Question

A tank containing oil is in the shape of a downward-pointing cone with its vertical axis perpendicular to ground level. (See a graph of the tank here.) In this exercise we will assume that the height of the tank is 10 ft , the circular top of the tank has radius 5 ft, and that the oil inside the tank weighs 56 lb per cubic ft.
How much work does it take to pump oil from the tank to an outlet that is 3 ft above the top of the tank if, prior to pumping, there is only a half-tank of oil? Note: "half-tank" means half the volume in the tank.

Answer 1

Do you know any physical laws, equations that could help? @skimo16

Answer 2

I thought this might be a pressure problem, but it looks like it's more of just a work problem.
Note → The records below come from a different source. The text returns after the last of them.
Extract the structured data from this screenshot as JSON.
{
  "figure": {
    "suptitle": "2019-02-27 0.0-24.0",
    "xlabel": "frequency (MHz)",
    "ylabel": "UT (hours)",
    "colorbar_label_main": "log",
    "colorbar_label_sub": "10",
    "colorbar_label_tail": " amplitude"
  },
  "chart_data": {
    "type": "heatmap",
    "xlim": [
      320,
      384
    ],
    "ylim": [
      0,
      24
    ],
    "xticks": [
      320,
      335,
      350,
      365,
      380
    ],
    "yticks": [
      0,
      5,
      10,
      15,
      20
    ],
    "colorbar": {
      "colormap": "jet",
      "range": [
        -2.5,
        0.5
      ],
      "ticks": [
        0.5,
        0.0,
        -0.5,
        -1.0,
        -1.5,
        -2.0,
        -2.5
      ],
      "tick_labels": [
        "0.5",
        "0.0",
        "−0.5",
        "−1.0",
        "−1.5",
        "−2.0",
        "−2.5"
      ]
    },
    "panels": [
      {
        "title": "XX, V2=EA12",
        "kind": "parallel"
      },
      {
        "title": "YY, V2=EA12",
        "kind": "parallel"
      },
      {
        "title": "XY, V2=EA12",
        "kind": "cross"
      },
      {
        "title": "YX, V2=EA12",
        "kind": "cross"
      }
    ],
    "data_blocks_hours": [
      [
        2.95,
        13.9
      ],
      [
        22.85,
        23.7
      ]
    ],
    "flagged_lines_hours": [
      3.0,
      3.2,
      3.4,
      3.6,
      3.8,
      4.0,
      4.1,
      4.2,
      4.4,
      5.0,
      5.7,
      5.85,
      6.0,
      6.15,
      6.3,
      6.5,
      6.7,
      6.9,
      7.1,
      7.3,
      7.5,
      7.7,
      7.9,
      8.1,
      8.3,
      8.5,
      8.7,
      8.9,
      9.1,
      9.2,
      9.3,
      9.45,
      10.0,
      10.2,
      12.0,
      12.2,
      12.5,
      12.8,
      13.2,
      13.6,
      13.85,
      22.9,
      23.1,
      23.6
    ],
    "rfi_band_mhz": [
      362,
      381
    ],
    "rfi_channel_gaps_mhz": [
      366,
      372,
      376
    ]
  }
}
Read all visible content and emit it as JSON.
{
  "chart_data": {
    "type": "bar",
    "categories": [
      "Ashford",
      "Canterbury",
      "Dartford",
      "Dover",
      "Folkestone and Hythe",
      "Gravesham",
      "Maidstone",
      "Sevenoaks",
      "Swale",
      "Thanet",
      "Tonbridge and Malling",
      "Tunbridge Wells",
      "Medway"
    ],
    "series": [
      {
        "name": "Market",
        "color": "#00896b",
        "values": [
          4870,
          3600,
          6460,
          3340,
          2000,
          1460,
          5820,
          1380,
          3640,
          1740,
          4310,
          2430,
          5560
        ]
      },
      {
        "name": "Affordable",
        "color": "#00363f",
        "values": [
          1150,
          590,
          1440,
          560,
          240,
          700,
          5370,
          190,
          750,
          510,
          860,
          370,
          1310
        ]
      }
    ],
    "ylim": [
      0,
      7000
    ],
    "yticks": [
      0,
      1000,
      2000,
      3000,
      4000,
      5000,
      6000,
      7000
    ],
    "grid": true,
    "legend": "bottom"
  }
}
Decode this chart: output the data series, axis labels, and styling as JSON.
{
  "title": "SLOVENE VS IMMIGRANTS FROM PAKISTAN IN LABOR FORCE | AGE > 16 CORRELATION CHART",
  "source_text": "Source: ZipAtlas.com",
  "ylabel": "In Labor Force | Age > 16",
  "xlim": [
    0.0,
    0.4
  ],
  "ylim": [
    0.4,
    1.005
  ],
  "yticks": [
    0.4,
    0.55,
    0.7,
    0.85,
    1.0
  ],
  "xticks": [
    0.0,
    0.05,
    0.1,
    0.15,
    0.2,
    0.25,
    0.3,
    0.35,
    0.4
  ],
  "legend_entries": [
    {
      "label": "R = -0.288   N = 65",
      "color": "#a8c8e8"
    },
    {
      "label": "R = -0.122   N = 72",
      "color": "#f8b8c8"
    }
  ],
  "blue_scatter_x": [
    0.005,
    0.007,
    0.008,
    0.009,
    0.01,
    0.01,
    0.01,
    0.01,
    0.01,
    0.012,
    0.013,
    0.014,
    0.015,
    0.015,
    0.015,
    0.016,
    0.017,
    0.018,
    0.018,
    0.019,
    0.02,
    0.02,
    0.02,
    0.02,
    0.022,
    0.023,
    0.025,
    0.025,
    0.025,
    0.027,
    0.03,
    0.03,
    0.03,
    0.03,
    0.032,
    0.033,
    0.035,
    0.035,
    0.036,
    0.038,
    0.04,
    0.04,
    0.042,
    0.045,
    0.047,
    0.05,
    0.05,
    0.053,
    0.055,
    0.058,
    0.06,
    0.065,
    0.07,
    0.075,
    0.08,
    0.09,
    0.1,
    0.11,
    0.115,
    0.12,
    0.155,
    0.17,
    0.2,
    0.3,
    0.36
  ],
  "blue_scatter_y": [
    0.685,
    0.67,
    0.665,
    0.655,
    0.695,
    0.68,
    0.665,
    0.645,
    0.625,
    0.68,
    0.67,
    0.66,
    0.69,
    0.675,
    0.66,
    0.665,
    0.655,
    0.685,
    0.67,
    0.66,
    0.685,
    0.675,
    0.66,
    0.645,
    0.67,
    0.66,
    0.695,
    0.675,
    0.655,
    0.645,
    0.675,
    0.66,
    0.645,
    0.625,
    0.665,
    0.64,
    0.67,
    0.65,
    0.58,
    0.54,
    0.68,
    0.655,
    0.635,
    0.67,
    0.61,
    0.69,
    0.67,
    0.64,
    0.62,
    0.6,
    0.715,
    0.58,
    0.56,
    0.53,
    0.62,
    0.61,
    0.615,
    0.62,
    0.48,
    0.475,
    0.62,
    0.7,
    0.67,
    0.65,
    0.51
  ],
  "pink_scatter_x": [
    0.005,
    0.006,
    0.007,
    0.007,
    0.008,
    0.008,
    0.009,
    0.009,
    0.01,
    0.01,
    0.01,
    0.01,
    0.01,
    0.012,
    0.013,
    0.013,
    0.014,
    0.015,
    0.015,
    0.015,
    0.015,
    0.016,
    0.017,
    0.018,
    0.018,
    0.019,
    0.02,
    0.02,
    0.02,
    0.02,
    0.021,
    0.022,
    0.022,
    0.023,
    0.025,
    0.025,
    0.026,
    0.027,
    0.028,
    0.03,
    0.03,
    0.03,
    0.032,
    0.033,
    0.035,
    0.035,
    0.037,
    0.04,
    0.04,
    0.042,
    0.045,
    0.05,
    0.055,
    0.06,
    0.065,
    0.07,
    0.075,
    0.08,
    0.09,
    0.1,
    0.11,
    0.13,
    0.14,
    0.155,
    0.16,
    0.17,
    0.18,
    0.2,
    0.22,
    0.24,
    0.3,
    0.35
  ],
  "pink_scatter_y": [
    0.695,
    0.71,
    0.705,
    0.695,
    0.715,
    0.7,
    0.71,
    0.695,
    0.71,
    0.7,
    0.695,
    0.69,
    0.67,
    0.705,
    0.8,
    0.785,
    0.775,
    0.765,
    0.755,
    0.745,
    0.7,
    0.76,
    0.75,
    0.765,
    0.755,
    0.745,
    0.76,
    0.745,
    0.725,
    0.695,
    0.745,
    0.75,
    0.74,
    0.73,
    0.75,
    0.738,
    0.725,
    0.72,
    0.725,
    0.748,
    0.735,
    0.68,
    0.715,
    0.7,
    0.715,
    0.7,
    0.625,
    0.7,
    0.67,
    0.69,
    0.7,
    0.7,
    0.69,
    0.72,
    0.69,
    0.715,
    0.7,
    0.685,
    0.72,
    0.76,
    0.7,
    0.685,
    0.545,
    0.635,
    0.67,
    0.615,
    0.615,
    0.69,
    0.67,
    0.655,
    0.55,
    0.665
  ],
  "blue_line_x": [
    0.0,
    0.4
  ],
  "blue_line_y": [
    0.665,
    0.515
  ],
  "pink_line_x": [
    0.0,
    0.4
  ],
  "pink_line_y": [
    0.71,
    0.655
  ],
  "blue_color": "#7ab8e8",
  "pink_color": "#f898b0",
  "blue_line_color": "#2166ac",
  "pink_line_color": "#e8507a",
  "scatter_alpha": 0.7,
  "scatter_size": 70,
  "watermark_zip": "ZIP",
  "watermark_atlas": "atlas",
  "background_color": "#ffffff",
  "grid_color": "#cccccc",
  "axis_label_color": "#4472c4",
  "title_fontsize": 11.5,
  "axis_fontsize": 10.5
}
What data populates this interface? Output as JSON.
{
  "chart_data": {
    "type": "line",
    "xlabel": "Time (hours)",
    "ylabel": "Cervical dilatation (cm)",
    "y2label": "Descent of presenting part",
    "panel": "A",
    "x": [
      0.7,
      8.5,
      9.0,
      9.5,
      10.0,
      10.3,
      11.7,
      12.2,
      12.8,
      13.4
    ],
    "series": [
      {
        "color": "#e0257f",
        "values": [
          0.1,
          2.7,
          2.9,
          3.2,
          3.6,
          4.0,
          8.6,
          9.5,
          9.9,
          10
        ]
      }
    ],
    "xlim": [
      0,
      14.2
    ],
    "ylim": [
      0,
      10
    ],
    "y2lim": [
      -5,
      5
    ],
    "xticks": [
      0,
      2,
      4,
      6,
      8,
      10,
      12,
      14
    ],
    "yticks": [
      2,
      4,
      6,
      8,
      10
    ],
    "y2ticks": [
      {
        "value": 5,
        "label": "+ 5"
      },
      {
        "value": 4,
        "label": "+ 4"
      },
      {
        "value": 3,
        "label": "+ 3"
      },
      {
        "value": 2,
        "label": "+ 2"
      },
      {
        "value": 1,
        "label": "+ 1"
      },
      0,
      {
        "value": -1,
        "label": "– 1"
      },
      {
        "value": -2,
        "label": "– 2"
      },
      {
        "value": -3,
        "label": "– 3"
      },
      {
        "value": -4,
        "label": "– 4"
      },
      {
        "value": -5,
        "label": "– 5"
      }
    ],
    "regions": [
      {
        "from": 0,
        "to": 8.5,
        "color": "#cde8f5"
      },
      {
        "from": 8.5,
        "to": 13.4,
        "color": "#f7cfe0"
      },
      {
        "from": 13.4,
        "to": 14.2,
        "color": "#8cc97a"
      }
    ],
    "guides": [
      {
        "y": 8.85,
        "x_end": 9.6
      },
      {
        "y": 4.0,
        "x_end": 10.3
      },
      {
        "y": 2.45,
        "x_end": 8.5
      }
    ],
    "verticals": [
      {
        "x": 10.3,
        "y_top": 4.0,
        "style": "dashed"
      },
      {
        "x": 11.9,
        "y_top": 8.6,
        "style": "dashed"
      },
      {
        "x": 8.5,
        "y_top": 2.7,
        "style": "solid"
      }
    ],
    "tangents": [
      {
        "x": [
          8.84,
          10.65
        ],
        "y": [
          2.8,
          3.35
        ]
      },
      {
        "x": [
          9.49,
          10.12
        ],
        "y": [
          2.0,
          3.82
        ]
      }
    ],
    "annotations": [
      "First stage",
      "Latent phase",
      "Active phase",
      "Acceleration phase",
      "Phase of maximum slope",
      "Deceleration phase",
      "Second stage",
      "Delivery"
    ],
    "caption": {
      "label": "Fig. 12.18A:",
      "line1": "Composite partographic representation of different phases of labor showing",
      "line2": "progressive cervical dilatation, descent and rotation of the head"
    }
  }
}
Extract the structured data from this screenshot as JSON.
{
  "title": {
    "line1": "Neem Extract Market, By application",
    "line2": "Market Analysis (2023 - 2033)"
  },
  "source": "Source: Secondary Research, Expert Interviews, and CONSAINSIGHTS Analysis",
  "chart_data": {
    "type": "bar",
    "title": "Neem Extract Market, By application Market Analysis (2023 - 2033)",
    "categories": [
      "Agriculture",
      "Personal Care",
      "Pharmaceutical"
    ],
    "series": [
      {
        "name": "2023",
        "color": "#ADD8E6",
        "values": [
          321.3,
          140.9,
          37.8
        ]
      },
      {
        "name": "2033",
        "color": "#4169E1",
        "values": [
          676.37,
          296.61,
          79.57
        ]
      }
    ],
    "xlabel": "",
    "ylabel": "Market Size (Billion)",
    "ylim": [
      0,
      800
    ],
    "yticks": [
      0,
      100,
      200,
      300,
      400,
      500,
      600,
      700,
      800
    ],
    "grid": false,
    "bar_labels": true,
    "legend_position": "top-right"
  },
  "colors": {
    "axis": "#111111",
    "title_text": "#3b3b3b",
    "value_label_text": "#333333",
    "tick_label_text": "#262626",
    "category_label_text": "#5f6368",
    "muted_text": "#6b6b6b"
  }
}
So I suppose the only equation of pertinence is: \[
\vec{W} = \int \vec{F} \cdot d\vec{r}
\]

Answer 3

So we need to come up with some equations of force here, with respect to distance.

Answer 4

"56 lb per cubic ft" is our Force/Volume, so we need an equation for volume now.

Answer 5

We'll integrate with respect to \(x\).

Answer 6

The volume at any \(x\) value will be:
\(\pi r(x)^2dx\) where \(r(x)\) is our radius in terms of \(x\) and \(dx\) is our thickness

Answer 7

The distance it must travel for any \(x\) is just \(x\), so our work for each is thus: \(x \times (56\pi r(x)^2dx)\)

Answer 8

All together we have: \[ \Large
\int_{x_i}^{x_f} 56xr(x)^2dx
\]
So what we need is \(r(x) \) and our limits of integration \(x_i \ x_f\).

Answer 9

\[
\Large
\int_{x_i}^{x_f} 56x\pi r(x)^2dx
\]

Answer 10

@skimo16 Is it starting to make sense?